House of Commons to vote on amendments to Pensions Bill – Ros Altmann

    Ros is a leading authority on both private and state pensions,annuities and
    retirement policy. Numerous major awards have recognised her work to
    demystify finance and make pensions work better for people.

  • Ros Altmann

    Ros Altmann

    House of Commons to vote on amendments to Pensions Bill

    House of Commons to vote on amendments to Pensions Bill

    House of Commons to vote on amendments to Pensions Bill

    by Dr. Ros Altmann

    (All material on this page is subject to copyright and must not be reproduced without the author’s permission.)

    It looks as though the Government is about to be forced to properly compensate the victims of pension scheme wind-ups.

    Amendments to the Pensions Bill have been tabled today, calling for the hopelessly inadequate Financial Assistance Scheme (FAS) payments to be topped up to the more generous Pension Protection Fund levels.  These payments should be made from scheme assets immediately and, if trustees do not have sufficient assets to in the schemes, the Government must make funds available to pay those who are already past their scheme pension age quickly, rather than having to wait for the hopelessly inefficient FAS system to pay out.  The administration of the FAS should be passed over to the PPF.

    This will not require extra funding from taxpayers.  The amendments call for a Pensions Lifeboat fund to be set up, which will initially receive loans from the Government, but those loans will be repaid when the Lifeboat fund collects in assets from unclaimed financial sector funds, including unclaimed pension assets.

    The amendments are being tabled by David Cameron, Frank Field, Alan Simpson, Menzies Campbell, George Osborne, Philip Hammond and other MPs who are calling for the Government to change its stance on this issue.  This is a truly cross-party initiative which will demonstrate to the Government that the will of Parliament is to ensure justice is achieved for those who listened to official guidance which told them to save in their employers’ pension schemes and that their money would be properly protected by law if their scheme wound up.

    So far, the Government has denied any responsibility for the plight of these pension scheme members, even after unequivocal verdicts by the Parliamentary Ombudsman, Public Administration Select Committee, European Court of Justice and High Court Judicial Review.  Now, after the revelations of advice prior to his decision to remove the dividend tax credits in 1997, it has become clear that the Chancellor sacrificed these people’s pensions for the sake of cutting taxes for big business.  He bears direct responsibility for their plight, although he has refused to admit this so far.

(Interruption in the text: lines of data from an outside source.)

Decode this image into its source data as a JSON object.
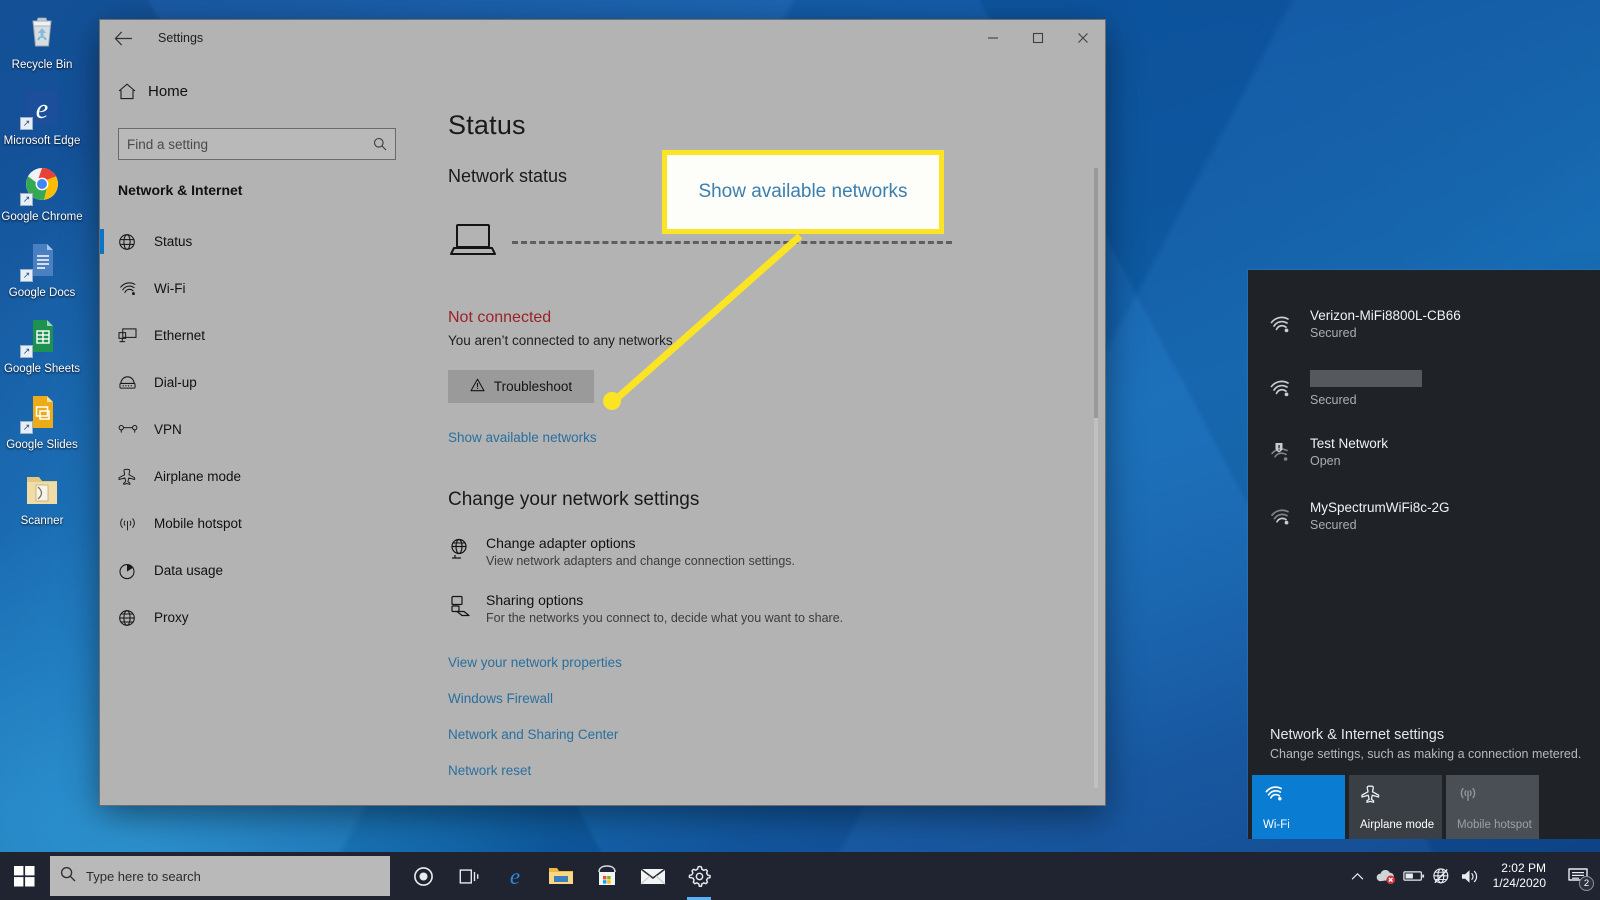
{
  "desktop": {
    "icons": [
      {
        "label": "Recycle Bin",
        "icon": "recycle-bin-icon",
        "shortcut": false
      },
      {
        "label": "Microsoft Edge",
        "icon": "edge-icon",
        "shortcut": true
      },
      {
        "label": "Google Chrome",
        "icon": "chrome-icon",
        "shortcut": true
      },
      {
        "label": "Google Docs",
        "icon": "google-docs-icon",
        "shortcut": true
      },
      {
        "label": "Google Sheets",
        "icon": "google-sheets-icon",
        "shortcut": true
      },
      {
        "label": "Google Slides",
        "icon": "google-slides-icon",
        "shortcut": true
      },
      {
        "label": "Scanner",
        "icon": "scanner-folder-icon",
        "shortcut": false
      }
    ]
  },
  "settings_window": {
    "title": "Settings",
    "back_icon": "back-arrow-icon",
    "controls": {
      "minimize": "–",
      "maximize": "☐",
      "close": "✕"
    },
    "sidebar": {
      "home_label": "Home",
      "home_icon": "home-icon",
      "search": {
        "placeholder": "Find a setting",
        "value": "",
        "icon": "search-icon"
      },
      "section_title": "Network & Internet",
      "items": [
        {
          "label": "Status",
          "icon": "globe-icon",
          "active": true
        },
        {
          "label": "Wi-Fi",
          "icon": "wifi-icon",
          "active": false
        },
        {
          "label": "Ethernet",
          "icon": "ethernet-icon",
          "active": false
        },
        {
          "label": "Dial-up",
          "icon": "dialup-icon",
          "active": false
        },
        {
          "label": "VPN",
          "icon": "vpn-icon",
          "active": false
        },
        {
          "label": "Airplane mode",
          "icon": "airplane-icon",
          "active": false
        },
        {
          "label": "Mobile hotspot",
          "icon": "hotspot-icon",
          "active": false
        },
        {
          "label": "Data usage",
          "icon": "data-usage-icon",
          "active": false
        },
        {
          "label": "Proxy",
          "icon": "proxy-globe-icon",
          "active": false
        }
      ]
    },
    "main": {
      "page_title": "Status",
      "network_status_heading": "Network status",
      "diagram": {
        "device_icon": "laptop-icon",
        "connection_style": "dashed"
      },
      "not_connected_title": "Not connected",
      "not_connected_desc": "You aren’t connected to any networks.",
      "troubleshoot_label": "Troubleshoot",
      "troubleshoot_icon": "warning-triangle-icon",
      "show_networks_link": "Show available networks",
      "change_settings_heading": "Change your network settings",
      "settings_rows": [
        {
          "title": "Change adapter options",
          "desc": "View network adapters and change connection settings.",
          "icon": "adapter-globe-icon"
        },
        {
          "title": "Sharing options",
          "desc": "For the networks you connect to, decide what you want to share.",
          "icon": "sharing-icon"
        }
      ],
      "links": [
        "View your network properties",
        "Windows Firewall",
        "Network and Sharing Center",
        "Network reset"
      ]
    }
  },
  "callout": {
    "text": "Show available networks",
    "border_color": "#fbe424",
    "text_color": "#3a7fae"
  },
  "network_flyout": {
    "networks": [
      {
        "name": "Verizon-MiFi8800L-CB66",
        "security": "Secured",
        "icon": "wifi-signal-icon",
        "redacted": false,
        "warning": false
      },
      {
        "name": "",
        "security": "Secured",
        "icon": "wifi-signal-icon",
        "redacted": true,
        "warning": false
      },
      {
        "name": "Test Network",
        "security": "Open",
        "icon": "wifi-warning-icon",
        "redacted": false,
        "warning": true
      },
      {
        "name": "MySpectrumWiFi8c-2G",
        "security": "Secured",
        "icon": "wifi-signal-weak-icon",
        "redacted": false,
        "warning": false
      }
    ],
    "settings_title": "Network & Internet settings",
    "settings_desc": "Change settings, such as making a connection metered.",
    "tiles": [
      {
        "label": "Wi-Fi",
        "icon": "wifi-icon",
        "state": "on"
      },
      {
        "label": "Airplane mode",
        "icon": "airplane-icon",
        "state": "off"
      },
      {
        "label": "Mobile hotspot",
        "icon": "hotspot-icon",
        "state": "disabled"
      }
    ]
  },
  "taskbar": {
    "start_icon": "windows-logo-icon",
    "search": {
      "placeholder": "Type here to search",
      "icon": "search-icon"
    },
    "icons": [
      {
        "name": "cortana-icon",
        "running": false
      },
      {
        "name": "task-view-icon",
        "running": false
      },
      {
        "name": "edge-icon",
        "running": false
      },
      {
        "name": "file-explorer-icon",
        "running": false
      },
      {
        "name": "microsoft-store-icon",
        "running": false
      },
      {
        "name": "mail-icon",
        "running": false
      },
      {
        "name": "settings-gear-icon",
        "running": true
      }
    ],
    "tray": [
      {
        "name": "show-hidden-icons-chevron-icon"
      },
      {
        "name": "onedrive-error-icon"
      },
      {
        "name": "battery-icon"
      },
      {
        "name": "network-disconnected-globe-icon"
      },
      {
        "name": "volume-icon"
      }
    ],
    "clock": {
      "time": "2:02 PM",
      "date": "1/24/2020"
    },
    "action_center": {
      "icon": "action-center-icon",
      "badge": "2"
    }
  }
}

    Some commentators have suggested that the removal of ACT relief was not the most important factor in the pensions crisis, for these particular schemes, it was often the final blow that killed them off.  Gordon Brown’s incompetent oversight of the occupational pension system has caused untold misery for tens of thousands of members of hundreds of smaller pension schemes.  The Chancellor’s advisers made clear they had absolutely no information at all on any smaller schemes.  They also made clear that not all schemes were in surplus so that the removal of tax relief would require imminent increases in employer contributions to replace the lost income.  The result was that weak sponsoring employers could not benefit from the cuts in corporation tax (as they were not making profits) and they could not afford the increased pension contributions, so the members were left at the mercy of markets and annuity rates on wind-up.

    The Chancellor was offered the chance to wait in order to gather more data, or to phase in the changes rather than removing all at once, but he recklessly carried on regardless.  Again, the Chancellor was warned that annuity rates would worsen as a result of his tax changes, but still he ignored the consequences of this for members of final salary schemes which wound up.  He did not set aside a single penny of the £5billion a year to help those whose pensions were badly affected by his policies.

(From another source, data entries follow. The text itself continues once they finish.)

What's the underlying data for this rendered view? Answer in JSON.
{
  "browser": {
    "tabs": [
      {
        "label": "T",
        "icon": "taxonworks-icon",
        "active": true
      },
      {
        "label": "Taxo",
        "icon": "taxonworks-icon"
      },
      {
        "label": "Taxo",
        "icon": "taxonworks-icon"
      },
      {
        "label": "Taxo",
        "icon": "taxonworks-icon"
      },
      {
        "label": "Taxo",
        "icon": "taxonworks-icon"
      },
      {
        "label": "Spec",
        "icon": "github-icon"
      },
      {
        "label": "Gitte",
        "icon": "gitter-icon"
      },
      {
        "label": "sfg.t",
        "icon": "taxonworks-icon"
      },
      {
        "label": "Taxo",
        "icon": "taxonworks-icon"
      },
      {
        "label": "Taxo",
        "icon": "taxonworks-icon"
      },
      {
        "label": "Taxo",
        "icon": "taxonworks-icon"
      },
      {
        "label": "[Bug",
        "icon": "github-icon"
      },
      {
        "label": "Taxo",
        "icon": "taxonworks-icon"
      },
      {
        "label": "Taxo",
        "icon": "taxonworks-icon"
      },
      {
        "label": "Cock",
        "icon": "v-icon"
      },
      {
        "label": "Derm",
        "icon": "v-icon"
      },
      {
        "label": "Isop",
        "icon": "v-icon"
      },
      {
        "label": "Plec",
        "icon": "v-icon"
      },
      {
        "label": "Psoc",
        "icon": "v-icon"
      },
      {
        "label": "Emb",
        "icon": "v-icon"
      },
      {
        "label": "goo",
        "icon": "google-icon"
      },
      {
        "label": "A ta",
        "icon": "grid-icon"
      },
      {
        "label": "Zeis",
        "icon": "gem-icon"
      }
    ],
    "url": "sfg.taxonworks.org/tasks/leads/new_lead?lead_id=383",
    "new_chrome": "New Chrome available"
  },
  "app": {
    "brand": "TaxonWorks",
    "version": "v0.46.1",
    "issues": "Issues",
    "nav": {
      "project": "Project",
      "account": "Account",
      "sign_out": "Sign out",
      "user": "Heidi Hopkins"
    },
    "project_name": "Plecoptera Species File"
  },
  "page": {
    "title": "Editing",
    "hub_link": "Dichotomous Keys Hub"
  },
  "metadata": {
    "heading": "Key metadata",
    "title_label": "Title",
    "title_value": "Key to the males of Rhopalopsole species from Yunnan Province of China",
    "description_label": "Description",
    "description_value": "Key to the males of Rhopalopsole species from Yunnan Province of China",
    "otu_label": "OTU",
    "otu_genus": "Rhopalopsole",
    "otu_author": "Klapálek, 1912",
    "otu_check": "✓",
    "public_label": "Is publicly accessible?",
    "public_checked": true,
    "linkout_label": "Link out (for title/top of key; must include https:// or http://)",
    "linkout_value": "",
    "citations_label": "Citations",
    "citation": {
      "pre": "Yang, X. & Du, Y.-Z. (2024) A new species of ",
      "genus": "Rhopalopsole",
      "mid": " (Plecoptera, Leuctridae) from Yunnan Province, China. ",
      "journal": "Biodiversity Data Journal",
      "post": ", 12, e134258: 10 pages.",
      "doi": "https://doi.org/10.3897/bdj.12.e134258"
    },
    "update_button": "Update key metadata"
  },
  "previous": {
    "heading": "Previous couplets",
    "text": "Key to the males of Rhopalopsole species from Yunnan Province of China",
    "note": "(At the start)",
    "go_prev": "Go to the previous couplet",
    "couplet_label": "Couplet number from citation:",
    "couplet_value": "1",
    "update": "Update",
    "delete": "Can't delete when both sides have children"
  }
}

    It is astonishing to see that the Chancellor continues to pretend his decision was the right one.  It was not right for these schemes. The Chancellor has behaved like Robin Hood in reverse.  He took money out of workers’ pension schemes and gave it to profitable companies, saying that everyone benefited!  This is nonsense.  That is like taking money away from Peter, give that money to Peter’s brother, and saying Peter is not really worse off.  Gordon Brown damaged weaker pension schemes, removed some of the institutional underpinning of the stock market and failed to put in any measures to offer a rescue to those who would inevitably lose out. 

    He can no longer escape the consequences of his actions.  On Wednesday, there will be a vote in the Third Reading of the Pensions Bill which will call for the amendments required to put an end to this awful chapter of pensions misery and finally give these good people the justice they deserve.  I am optimistic that enough Labour MPs will vote with their conscience and for their constituents, to force a change of policy on this issue.